> I reckon the main thing to be weary of would be figuring out a reliable way
> to predict the amount of abandoned projects GNOME could end up hosting. At
> the moment, we already have a few too many abandoned projects, but I think
> this problem could be reduced if we include clear instructions on how to
> take over maintainership of an abandoned module somewhere (obvious) on the
> wiki.
Only active projects are accepted. Some of them will become
unmaintained, that's a fact of life.
> Are you thinking of any specific projects? If so, it would be useful to
> know.
I just have GtkSpell in mind, a small library to add spell checking,
currently hosted on SourceForge.

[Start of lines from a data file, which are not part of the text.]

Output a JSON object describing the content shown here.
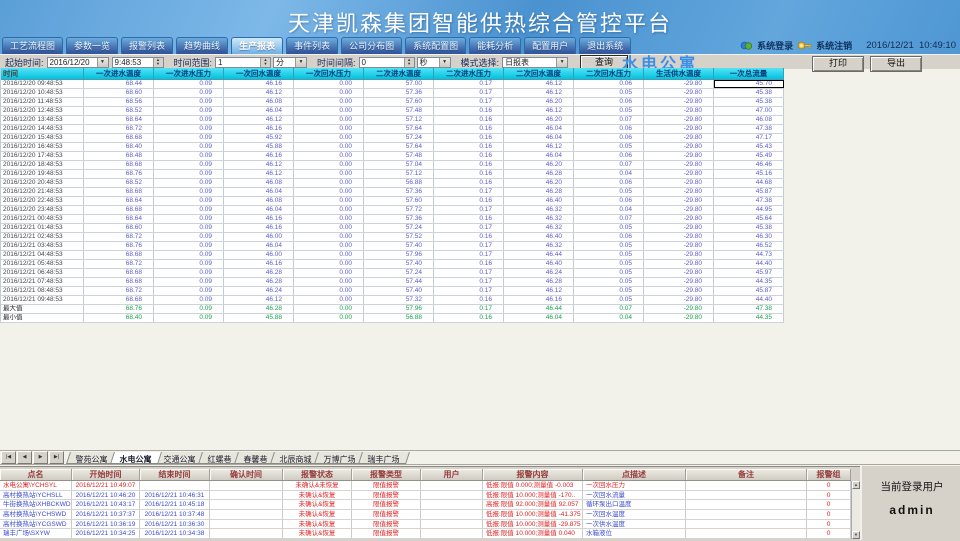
{
  "window": {
    "title": "天津凯森集团智能供热综合管控平台"
  },
  "menu_tabs": [
    {
      "label": "工艺流程图",
      "active": false
    },
    {
      "label": "参数一览",
      "active": false
    },
    {
      "label": "报警列表",
      "active": false
    },
    {
      "label": "趋势曲线",
      "active": false
    },
    {
      "label": "生产报表",
      "active": true
    },
    {
      "label": "事件列表",
      "active": false
    },
    {
      "label": "公司分布图",
      "active": false
    },
    {
      "label": "系统配置图",
      "active": false
    },
    {
      "label": "能耗分析",
      "active": false
    },
    {
      "label": "配置用户",
      "active": false
    },
    {
      "label": "退出系统",
      "active": false
    }
  ],
  "session": {
    "login": "系统登录",
    "logout": "系统注销",
    "datetime": "2016/12/21  10:49:10"
  },
  "toolbar": {
    "start_time_label": "起始时间:",
    "start_date": "2016/12/20",
    "start_clock": "9:48:53",
    "range_label": "时间范围:",
    "range_value": "1",
    "range_unit": "分",
    "interval_label": "时间间隔:",
    "interval_value": "0",
    "interval_unit": "秒",
    "mode_label": "模式选择:",
    "mode_value": "日报表",
    "query_label": "查询",
    "station_title": "水电公寓",
    "print_label": "打印",
    "export_label": "导出"
  },
  "report": {
    "columns": [
      "时间",
      "一次进水温度",
      "一次进水压力",
      "一次回水温度",
      "一次回水压力",
      "二次进水温度",
      "二次进水压力",
      "二次回水温度",
      "二次回水压力",
      "生活供水温度",
      "一次总流量"
    ],
    "rows": [
      [
        "2016/12/20 09:48:53",
        "68.44",
        "0.09",
        "46.16",
        "0.00",
        "57.00",
        "0.17",
        "46.12",
        "0.06",
        "-29.80",
        "45.70"
      ],
      [
        "2016/12/20 10:48:53",
        "68.60",
        "0.09",
        "46.12",
        "0.00",
        "57.36",
        "0.17",
        "46.12",
        "0.05",
        "-29.80",
        "45.38"
      ],
      [
        "2016/12/20 11:48:53",
        "68.56",
        "0.09",
        "46.08",
        "0.00",
        "57.60",
        "0.17",
        "46.20",
        "0.06",
        "-29.80",
        "45.38"
      ],
      [
        "2016/12/20 12:48:53",
        "68.52",
        "0.09",
        "46.04",
        "0.00",
        "57.48",
        "0.16",
        "46.12",
        "0.05",
        "-29.80",
        "47.00"
      ],
      [
        "2016/12/20 13:48:53",
        "68.64",
        "0.09",
        "46.12",
        "0.00",
        "57.12",
        "0.16",
        "46.20",
        "0.07",
        "-29.80",
        "46.08"
      ],
      [
        "2016/12/20 14:48:53",
        "68.72",
        "0.09",
        "46.16",
        "0.00",
        "57.64",
        "0.16",
        "46.04",
        "0.06",
        "-29.80",
        "47.38"
      ],
      [
        "2016/12/20 15:48:53",
        "68.68",
        "0.09",
        "45.92",
        "0.00",
        "57.24",
        "0.16",
        "46.04",
        "0.06",
        "-29.80",
        "47.17"
      ],
      [
        "2016/12/20 16:48:53",
        "68.40",
        "0.09",
        "45.88",
        "0.00",
        "57.64",
        "0.16",
        "46.12",
        "0.05",
        "-29.80",
        "45.43"
      ],
      [
        "2016/12/20 17:48:53",
        "68.48",
        "0.09",
        "46.16",
        "0.00",
        "57.48",
        "0.16",
        "46.04",
        "0.06",
        "-29.80",
        "45.49"
      ],
      [
        "2016/12/20 18:48:53",
        "68.68",
        "0.09",
        "46.12",
        "0.00",
        "57.04",
        "0.16",
        "46.20",
        "0.07",
        "-29.80",
        "46.46"
      ],
      [
        "2016/12/20 19:48:53",
        "68.76",
        "0.09",
        "46.12",
        "0.00",
        "57.12",
        "0.16",
        "46.28",
        "0.04",
        "-29.80",
        "45.16"
      ],
      [
        "2016/12/20 20:48:53",
        "68.52",
        "0.09",
        "46.08",
        "0.00",
        "56.88",
        "0.16",
        "46.20",
        "0.06",
        "-29.80",
        "44.68"
      ],
      [
        "2016/12/20 21:48:53",
        "68.68",
        "0.09",
        "46.04",
        "0.00",
        "57.36",
        "0.17",
        "46.28",
        "0.05",
        "-29.80",
        "45.87"
      ],
      [
        "2016/12/20 22:48:53",
        "68.64",
        "0.09",
        "46.08",
        "0.00",
        "57.60",
        "0.16",
        "46.40",
        "0.06",
        "-29.80",
        "47.38"
      ],
      [
        "2016/12/20 23:48:53",
        "68.68",
        "0.09",
        "46.04",
        "0.00",
        "57.72",
        "0.17",
        "46.32",
        "0.04",
        "-29.80",
        "44.95"
      ],
      [
        "2016/12/21 00:48:53",
        "68.64",
        "0.09",
        "46.16",
        "0.00",
        "57.36",
        "0.16",
        "46.32",
        "0.07",
        "-29.80",
        "45.64"
      ],
      [
        "2016/12/21 01:48:53",
        "68.60",
        "0.09",
        "46.16",
        "0.00",
        "57.24",
        "0.17",
        "46.32",
        "0.05",
        "-29.80",
        "45.38"
      ],
      [
        "2016/12/21 02:48:53",
        "68.72",
        "0.09",
        "46.00",
        "0.00",
        "57.52",
        "0.16",
        "46.40",
        "0.06",
        "-29.80",
        "46.30"
      ],
      [
        "2016/12/21 03:48:53",
        "68.76",
        "0.09",
        "46.04",
        "0.00",
        "57.40",
        "0.17",
        "46.32",
        "0.05",
        "-29.80",
        "46.52"
      ],
      [
        "2016/12/21 04:48:53",
        "68.68",
        "0.09",
        "46.00",
        "0.00",
        "57.96",
        "0.17",
        "46.44",
        "0.05",
        "-29.80",
        "44.73"
      ],
      [
        "2016/12/21 05:48:53",
        "68.72",
        "0.09",
        "46.16",
        "0.00",
        "57.40",
        "0.16",
        "46.40",
        "0.05",
        "-29.80",
        "44.40"
      ],
      [
        "2016/12/21 06:48:53",
        "68.68",
        "0.09",
        "46.28",
        "0.00",
        "57.24",
        "0.17",
        "46.24",
        "0.05",
        "-29.80",
        "45.97"
      ],
      [
        "2016/12/21 07:48:53",
        "68.68",
        "0.09",
        "46.28",
        "0.00",
        "57.44",
        "0.17",
        "46.28",
        "0.05",
        "-29.80",
        "44.35"
      ],
      [
        "2016/12/21 08:48:53",
        "68.72",
        "0.09",
        "46.24",
        "0.00",
        "57.40",
        "0.17",
        "46.12",
        "0.05",
        "-29.80",
        "45.87"
      ],
      [
        "2016/12/21 09:48:53",
        "68.68",
        "0.09",
        "46.12",
        "0.00",
        "57.32",
        "0.16",
        "46.16",
        "0.05",
        "-29.80",
        "44.40"
      ]
    ],
    "summary_rows": [
      [
        "最大值",
        "68.76",
        "0.09",
        "46.28",
        "0.00",
        "57.96",
        "0.17",
        "46.44",
        "0.07",
        "-29.80",
        "47.38"
      ],
      [
        "最小值",
        "68.40",
        "0.09",
        "45.88",
        "0.00",
        "56.88",
        "0.16",
        "46.04",
        "0.04",
        "-29.80",
        "44.35"
      ]
    ]
  },
  "sheet_bar": {
    "nav": [
      "|◀",
      "◀",
      "▶",
      "▶|"
    ],
    "tabs": [
      {
        "label": "警苑公寓",
        "active": false
      },
      {
        "label": "水电公寓",
        "active": true
      },
      {
        "label": "交通公寓",
        "active": false
      },
      {
        "label": "红螺巷",
        "active": false
      },
      {
        "label": "春馨巷",
        "active": false
      },
      {
        "label": "北辰商城",
        "active": false
      },
      {
        "label": "万博广场",
        "active": false
      },
      {
        "label": "瑞丰广场",
        "active": false
      }
    ]
  },
  "alarms": {
    "columns": [
      "点名",
      "开始时间",
      "结束时间",
      "确认时间",
      "报警状态",
      "报警类型",
      "用户",
      "报警内容",
      "点描述",
      "备注",
      "报警组"
    ],
    "rows": [
      [
        "水电公寓\\YCHSYL",
        "2016/12/21 10:49:07",
        "",
        "",
        "未确认&未恢复",
        "限值报警",
        "",
        "低报:限值 0.000;测量值 -0.003",
        "一次回水压力",
        "",
        "0"
      ],
      [
        "高村换热站\\YCHSLL",
        "2016/12/21 10:46:20",
        "2016/12/21 10:46:31",
        "",
        "未确认&恢复",
        "限值报警",
        "",
        "低报:限值 10.000;测量值 -170..",
        "一次回水流量",
        "",
        "0"
      ],
      [
        "牛街换热站\\XHBCKWD",
        "2016/12/21 10:43:17",
        "2016/12/21 10:45:18",
        "",
        "未确认&恢复",
        "限值报警",
        "",
        "高报:限值 92.000;测量值 92.057",
        "循环泵出口温度",
        "",
        "0"
      ],
      [
        "高村换热站\\YCHSWD",
        "2016/12/21 10:37:37",
        "2016/12/21 10:37:48",
        "",
        "未确认&恢复",
        "限值报警",
        "",
        "低报:限值 10.000;测量值 -41.375",
        "一次回水温度",
        "",
        "0"
      ],
      [
        "高村换热站\\YCGSWD",
        "2016/12/21 10:36:19",
        "2016/12/21 10:36:30",
        "",
        "未确认&恢复",
        "限值报警",
        "",
        "低报:限值 10.000;测量值 -29.875",
        "一次供水温度",
        "",
        "0"
      ],
      [
        "瑞丰广场\\SXYW",
        "2016/12/21 10:34:25",
        "2016/12/21 10:34:38",
        "",
        "未确认&恢复",
        "限值报警",
        "",
        "低报:限值 10.000;测量值 0.040",
        "水箱液位",
        "",
        "0"
      ]
    ]
  },
  "user_panel": {
    "label": "当前登录用户",
    "username": "admin"
  },
  "colors": {
    "header_cyan": "#00c2de",
    "value_blue": "#5a5ace",
    "summary_green": "#18a050",
    "alarm_red": "#e02020",
    "alarm_blue": "#3a4ad0",
    "station_blue": "#3b8fe8"
  }
}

I already tried to convince the
maintainer some years ago to move to gnome.org, but failed. But now it's
a new maintainer.
But instead of contacting potential projects, I'm more thinking about
talking about it on planet gnome or having the information easily
accessible on the wiki.
> It's an interesting idea. I'd like to get a better sense of what lead you
> to arrive at it: Could you elaborate a bit on how moving LaTeXila
> benefitted GNOME (and vice versa)?
It benefited GNOME in the sense that I contribute and maintain other
GNOME modules now (GtkSourceView, gedit, …). And I was more inclined to
contribute since I was already on the gnome.org platform.
At the beginning when latexila was hosted on gnome.org, I didn't feel
that I was a member of the GNOME community. But by reading the planet
GNOME, by subscribing to some mailing lists, by being listed in the
weekly statistics written by Frédéric Péters, etc I felt more and more
part of GNOME. I then did a GSoC, etc.